Gündem; her gün televizyon ekranlarımızda, sosyal medya hesaplarımızda, gazete manşetlerinde karşılaştığımız, sürekli değişen, bazen çığlık çığlığa bazen ise fısıltılarla kendini duyuran bir varlık. Dünyanın nabzını tuttuğunu iddia eden, olayları sıralayan, önem sırasına koyan, belirli bir perspektiften yorumlayan, kısacası dünyayı bize sunma iddiasında bulunan bir yapı. Ancak bu sunumun her zaman tarafsız ve eksiksiz olduğunu söylemek ne kadar mümkün?
Gündemin belirlenmesi, karmaşık bir süreçtir. Medya kuruluşlarının, hükümetlerin, güçlü lobilerin, hatta sosyal medya algoritmalarının bile bu sürece etkisi vardır. Önemli olarak görülen olaylar, büyük bir dikkatle ve geniş bir kapsamda ele alınırken, birçok önemli olay ise bilinmeyenin gölgesinde kalır. Gündemin belirlenmesindeki bu seçicilik, bazı seslerin duyulmaması, bazı öykülerin anlatılmaması, sonuç olarak da gerçekliğin eksik ve çarpık bir şekilde sunulması anlamına gelir.
Örneğin, küresel bir salgın sırasında sağlık çalışanlarının fedakarlıkları, ön saflarda mücadele edenlerin öyküleri, elbette gündemde yerini alır. Ancak bu yoğun haber akışı içinde, salgının sosyal ve ekonomik etkilerinden en çok etkilenen dezavantajlı grupların hikayeleri, gündemin gürültüsü arasında kaybolabilir. Küçük işletmelerin kapanması, artan yoksulluk, eğitim sisteminde yaşanan aksaklıklar gibi konular, büyük başlıkların gölgesinde kalarak, yeterince tartışılmadan unutulmaya mahkum edilebilir.
Benzer şekilde, çevre felaketleri, iklim değişikliğinin etkileri, yeterince geniş kitlelere ulaşmaz ise, sadece uzmanlar tarafından tartışılan, toplumun büyük kesiminin farkında bile olmadığı konular haline gelebilir.
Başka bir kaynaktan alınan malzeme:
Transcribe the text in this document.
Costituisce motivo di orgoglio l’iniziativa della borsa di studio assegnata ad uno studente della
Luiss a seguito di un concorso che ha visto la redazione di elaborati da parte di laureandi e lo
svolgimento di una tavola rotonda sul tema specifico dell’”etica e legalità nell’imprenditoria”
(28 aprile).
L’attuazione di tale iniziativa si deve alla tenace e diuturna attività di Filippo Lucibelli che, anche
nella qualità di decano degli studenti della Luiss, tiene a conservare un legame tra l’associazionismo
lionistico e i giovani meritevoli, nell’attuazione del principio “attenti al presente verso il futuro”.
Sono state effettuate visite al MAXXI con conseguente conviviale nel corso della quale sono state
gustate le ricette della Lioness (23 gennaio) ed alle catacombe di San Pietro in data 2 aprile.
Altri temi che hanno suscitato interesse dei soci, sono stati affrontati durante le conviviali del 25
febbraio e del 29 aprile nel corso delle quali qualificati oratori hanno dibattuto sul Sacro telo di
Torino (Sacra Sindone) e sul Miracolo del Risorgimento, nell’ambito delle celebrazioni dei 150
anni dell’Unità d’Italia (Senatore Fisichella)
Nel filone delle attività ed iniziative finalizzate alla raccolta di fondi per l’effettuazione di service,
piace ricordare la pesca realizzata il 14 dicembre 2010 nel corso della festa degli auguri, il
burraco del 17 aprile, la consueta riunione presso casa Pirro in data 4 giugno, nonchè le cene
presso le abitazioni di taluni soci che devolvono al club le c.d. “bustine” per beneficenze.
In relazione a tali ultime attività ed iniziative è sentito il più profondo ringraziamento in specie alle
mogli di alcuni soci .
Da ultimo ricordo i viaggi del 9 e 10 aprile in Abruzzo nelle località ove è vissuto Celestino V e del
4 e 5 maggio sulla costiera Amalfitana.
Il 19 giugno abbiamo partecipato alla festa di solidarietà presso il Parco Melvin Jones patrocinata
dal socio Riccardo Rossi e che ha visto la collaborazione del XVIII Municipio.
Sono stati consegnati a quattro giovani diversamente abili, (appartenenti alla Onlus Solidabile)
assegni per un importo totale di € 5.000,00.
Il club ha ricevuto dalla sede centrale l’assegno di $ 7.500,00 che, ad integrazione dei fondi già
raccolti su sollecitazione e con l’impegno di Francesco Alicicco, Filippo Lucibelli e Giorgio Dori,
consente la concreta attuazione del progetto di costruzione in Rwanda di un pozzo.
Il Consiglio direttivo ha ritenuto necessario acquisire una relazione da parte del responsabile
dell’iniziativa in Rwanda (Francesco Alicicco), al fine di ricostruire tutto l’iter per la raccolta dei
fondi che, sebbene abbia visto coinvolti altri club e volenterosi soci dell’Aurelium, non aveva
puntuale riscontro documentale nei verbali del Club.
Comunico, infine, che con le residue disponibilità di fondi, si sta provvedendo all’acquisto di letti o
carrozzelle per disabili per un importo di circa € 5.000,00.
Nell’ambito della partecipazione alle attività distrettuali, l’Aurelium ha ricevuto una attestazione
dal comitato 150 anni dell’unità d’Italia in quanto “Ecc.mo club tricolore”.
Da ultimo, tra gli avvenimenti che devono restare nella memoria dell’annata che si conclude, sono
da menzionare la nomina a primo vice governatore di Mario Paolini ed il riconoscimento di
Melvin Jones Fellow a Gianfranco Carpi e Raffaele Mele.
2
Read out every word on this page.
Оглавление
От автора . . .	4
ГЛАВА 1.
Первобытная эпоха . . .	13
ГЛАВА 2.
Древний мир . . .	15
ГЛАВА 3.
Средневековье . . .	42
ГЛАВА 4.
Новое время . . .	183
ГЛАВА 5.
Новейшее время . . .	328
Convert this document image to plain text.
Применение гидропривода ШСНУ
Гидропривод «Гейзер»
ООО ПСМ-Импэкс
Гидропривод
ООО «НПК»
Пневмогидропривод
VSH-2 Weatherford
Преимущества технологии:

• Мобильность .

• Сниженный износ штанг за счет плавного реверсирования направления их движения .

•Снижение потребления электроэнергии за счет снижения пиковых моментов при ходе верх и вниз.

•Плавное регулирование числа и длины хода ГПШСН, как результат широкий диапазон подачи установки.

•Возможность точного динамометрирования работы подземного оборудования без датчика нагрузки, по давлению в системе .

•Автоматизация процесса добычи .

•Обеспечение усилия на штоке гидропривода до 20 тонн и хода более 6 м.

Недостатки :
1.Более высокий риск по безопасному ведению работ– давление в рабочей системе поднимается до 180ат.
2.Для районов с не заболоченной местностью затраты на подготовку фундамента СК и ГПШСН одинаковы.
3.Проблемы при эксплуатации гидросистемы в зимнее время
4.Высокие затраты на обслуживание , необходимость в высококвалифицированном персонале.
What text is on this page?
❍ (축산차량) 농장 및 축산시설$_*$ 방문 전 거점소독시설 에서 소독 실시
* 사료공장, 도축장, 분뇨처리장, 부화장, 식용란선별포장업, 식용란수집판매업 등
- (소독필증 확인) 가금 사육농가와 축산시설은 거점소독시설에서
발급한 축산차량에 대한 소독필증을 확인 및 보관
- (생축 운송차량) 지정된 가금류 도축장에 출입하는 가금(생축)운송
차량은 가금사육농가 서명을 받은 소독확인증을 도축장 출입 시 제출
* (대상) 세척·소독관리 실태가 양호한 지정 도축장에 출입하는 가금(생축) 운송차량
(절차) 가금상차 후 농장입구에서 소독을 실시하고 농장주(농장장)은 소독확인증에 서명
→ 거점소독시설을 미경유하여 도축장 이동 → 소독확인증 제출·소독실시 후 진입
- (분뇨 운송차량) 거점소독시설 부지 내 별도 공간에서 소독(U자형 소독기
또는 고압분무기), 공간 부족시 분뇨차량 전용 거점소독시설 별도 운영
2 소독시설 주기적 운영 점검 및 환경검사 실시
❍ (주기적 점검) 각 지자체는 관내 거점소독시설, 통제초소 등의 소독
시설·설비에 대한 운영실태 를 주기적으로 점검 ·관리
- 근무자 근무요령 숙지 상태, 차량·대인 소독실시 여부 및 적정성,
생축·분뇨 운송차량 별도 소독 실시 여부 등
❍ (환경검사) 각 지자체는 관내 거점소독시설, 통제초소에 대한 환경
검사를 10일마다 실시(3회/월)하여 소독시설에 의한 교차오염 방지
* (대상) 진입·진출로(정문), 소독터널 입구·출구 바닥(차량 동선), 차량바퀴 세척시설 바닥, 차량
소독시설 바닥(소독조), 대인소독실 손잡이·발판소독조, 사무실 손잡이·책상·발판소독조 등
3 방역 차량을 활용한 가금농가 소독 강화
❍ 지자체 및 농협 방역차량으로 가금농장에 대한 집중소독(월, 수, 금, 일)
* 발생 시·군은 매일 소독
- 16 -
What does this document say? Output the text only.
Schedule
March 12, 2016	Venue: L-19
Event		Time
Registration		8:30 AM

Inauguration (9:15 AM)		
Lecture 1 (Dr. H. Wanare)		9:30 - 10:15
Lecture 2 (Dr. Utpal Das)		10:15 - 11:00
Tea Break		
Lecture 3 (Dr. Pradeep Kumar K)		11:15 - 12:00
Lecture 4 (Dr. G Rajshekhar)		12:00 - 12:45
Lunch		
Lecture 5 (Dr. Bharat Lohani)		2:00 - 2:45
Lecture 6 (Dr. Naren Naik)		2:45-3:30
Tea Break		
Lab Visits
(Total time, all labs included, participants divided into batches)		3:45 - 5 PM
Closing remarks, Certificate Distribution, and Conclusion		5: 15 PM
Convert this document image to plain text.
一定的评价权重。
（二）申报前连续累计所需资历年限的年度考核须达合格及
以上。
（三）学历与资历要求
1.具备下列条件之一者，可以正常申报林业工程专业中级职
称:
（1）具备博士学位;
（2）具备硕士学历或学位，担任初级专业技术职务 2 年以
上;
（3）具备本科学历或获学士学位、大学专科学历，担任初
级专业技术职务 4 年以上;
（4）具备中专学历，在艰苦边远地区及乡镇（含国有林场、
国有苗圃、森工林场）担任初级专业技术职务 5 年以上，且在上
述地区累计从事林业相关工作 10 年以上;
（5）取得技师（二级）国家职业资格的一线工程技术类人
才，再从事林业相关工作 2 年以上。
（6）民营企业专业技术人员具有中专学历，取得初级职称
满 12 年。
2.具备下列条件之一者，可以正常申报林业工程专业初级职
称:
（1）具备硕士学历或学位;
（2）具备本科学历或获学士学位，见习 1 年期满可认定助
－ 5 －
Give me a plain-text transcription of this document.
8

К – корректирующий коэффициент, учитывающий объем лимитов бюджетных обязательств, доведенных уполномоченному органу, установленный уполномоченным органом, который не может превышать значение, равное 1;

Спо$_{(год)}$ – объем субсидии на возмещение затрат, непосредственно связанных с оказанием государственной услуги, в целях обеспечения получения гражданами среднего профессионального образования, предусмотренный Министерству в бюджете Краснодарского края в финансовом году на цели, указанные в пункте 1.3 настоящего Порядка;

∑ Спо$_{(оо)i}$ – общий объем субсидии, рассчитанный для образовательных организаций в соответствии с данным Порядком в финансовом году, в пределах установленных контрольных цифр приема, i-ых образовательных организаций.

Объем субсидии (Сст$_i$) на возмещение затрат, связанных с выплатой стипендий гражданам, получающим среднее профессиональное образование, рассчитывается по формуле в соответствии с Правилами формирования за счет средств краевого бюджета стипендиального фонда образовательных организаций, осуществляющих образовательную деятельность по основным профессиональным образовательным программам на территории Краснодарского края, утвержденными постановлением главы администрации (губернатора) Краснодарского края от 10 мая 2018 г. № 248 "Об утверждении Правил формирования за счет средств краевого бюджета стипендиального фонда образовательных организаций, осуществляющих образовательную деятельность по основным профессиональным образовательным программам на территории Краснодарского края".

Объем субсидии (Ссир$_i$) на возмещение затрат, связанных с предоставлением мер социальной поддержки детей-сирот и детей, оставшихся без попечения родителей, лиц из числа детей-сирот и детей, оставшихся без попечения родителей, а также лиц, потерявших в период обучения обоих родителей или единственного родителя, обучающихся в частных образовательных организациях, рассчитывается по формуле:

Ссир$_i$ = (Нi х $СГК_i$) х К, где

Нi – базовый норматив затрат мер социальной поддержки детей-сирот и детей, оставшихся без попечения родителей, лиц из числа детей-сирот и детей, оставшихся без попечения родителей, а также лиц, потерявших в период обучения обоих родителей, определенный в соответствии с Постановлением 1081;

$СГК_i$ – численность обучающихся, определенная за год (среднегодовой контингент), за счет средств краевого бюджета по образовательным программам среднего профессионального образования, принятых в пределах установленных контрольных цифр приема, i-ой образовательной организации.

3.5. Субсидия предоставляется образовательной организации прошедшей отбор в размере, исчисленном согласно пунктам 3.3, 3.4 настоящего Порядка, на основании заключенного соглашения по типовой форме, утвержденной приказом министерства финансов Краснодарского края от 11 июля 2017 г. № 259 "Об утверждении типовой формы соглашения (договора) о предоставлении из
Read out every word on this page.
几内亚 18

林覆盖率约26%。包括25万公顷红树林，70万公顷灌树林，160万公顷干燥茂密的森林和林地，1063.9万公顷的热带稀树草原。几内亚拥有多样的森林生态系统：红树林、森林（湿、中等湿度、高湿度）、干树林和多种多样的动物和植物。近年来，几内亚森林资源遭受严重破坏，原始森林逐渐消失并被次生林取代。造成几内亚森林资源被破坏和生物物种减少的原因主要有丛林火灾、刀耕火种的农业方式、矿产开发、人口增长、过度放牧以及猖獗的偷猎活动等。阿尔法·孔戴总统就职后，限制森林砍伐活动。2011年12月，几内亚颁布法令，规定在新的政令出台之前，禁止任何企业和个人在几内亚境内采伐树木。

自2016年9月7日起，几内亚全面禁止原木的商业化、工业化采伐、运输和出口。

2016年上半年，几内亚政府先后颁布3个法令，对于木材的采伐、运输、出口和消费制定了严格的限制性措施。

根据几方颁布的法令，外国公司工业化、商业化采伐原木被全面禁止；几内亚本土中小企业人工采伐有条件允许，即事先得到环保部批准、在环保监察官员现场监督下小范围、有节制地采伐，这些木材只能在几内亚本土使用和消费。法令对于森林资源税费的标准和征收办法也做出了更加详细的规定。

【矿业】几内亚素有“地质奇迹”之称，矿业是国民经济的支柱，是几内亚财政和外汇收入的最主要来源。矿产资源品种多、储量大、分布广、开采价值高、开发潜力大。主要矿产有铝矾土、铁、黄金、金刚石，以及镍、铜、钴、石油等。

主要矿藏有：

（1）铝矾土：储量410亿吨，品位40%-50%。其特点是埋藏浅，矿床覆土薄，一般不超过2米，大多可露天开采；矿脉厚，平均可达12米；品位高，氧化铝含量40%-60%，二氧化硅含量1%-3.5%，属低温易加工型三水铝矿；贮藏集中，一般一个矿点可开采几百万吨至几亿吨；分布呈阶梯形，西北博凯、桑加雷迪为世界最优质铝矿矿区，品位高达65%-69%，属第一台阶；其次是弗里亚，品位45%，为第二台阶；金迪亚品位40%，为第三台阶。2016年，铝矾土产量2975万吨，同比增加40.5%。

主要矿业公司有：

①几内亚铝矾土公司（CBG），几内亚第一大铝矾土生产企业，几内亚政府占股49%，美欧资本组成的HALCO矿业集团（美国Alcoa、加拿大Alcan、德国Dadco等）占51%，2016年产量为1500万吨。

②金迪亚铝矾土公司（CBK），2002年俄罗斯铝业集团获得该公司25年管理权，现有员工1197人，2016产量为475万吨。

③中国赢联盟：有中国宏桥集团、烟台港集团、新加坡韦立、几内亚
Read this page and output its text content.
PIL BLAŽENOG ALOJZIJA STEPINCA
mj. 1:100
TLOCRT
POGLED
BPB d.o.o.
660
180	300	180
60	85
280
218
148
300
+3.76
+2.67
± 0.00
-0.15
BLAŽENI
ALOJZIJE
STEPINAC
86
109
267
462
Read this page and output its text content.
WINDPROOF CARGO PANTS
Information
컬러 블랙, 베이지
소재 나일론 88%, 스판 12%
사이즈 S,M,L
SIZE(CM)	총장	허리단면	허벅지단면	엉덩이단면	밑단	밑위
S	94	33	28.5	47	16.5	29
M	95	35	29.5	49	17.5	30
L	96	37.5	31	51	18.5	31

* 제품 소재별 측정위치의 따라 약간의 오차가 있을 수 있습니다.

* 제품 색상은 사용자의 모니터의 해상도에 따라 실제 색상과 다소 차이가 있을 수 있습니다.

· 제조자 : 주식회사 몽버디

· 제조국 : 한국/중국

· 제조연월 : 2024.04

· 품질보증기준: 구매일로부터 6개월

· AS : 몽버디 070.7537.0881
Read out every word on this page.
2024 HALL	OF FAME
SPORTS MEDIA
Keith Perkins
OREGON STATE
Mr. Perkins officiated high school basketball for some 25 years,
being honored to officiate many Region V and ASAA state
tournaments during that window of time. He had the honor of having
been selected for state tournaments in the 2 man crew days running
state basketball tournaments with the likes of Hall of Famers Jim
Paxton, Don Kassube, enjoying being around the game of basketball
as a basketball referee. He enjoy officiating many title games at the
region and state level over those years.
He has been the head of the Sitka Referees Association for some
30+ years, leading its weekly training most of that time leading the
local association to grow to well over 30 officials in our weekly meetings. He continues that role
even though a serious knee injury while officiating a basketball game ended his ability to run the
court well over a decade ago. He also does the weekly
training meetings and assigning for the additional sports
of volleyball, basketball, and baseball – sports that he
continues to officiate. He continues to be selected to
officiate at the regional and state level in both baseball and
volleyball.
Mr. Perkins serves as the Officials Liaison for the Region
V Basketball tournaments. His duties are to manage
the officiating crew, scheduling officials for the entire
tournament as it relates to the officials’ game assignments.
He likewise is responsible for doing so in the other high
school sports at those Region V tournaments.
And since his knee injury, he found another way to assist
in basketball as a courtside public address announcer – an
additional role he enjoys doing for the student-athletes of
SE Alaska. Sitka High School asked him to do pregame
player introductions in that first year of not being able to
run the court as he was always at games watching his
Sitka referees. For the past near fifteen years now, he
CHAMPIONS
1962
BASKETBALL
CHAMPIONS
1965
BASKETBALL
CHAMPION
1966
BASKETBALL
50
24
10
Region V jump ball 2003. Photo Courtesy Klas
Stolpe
Bireysel çevre koruma çabaları, küresel ısınmanın etkilerine karşı alınacak önlemler, toplumsal bir bilinç oluşturulmadan, sadece istatistiklere, raporlara sıkışıp kalır.
Gündemin seçici doğası, sadece bilgiye erişimde değil, aynı zamanda algımızda da çarpıtmalara yol açar. Sürekli olarak maruz kaldığımız haber akışı, gerçekliğimizin yapı taşlarını oluşturur. Eğer gündem, belirli bir perspektiften olayları sunarsa, biz de o perspektiften dünyayı görmeye başlarız. Kendimize sormamız gereken soru şudur: Gündemde yer alan haberler, gerçekliğin tamamını mı yansıtıyor? Yoksa bilinmeyen, görmezden gelinen veya kasıtlı olarak gizlenen bir gerçeklik mi var?
Sosyal medyanın yükselişiyle birlikte, gündemin belirlenmesinde yeni dinamikler ortaya çıkmıştır. Algoritmaların, kişiselleştirilmiş içerikler sunarak oluşturduğu “filtre kabarcıkları”, farklı görüşleri engeller ve bize sadece kendi inançlarımızla uyumlu bilgileri sunar. Bu durum, toplumsal kutuplaşmayı artırır ve farklı bakış açılarının anlaşılmasını zorlaştırır.
Gündem, bir anlamda bir çerçevedir. Bu çerçeve, olayları nasıl algıladığımızı, nasıl yorumladığımızı ve neye odaklanmamızı belirler. Bu nedenle, gündemin belirlenmesindeki süreçleri anlamak, eleştirel bir bakış açısı geliştirmek ve bilinmeyenin öykülerini dinlemek son derece önemlidir. Çünkü yalnızca bütünün parçalarını değil, tüm parçalarıyla birlikte bütünü gördüğümüz zaman, gerçek bir anlayışa ve daha adil bir dünyaya ulaşabiliriz. Gündemin gürültüsünün arasında kaybolan seslere kulak vermek, bilinmeyene doğru bir adım atmak, daha kapsamlı ve doğru bir gerçeklik algısı geliştirmek için gereklidir. Bu çaba, bireysel sorumluluğumuzun da bir parçasıdır.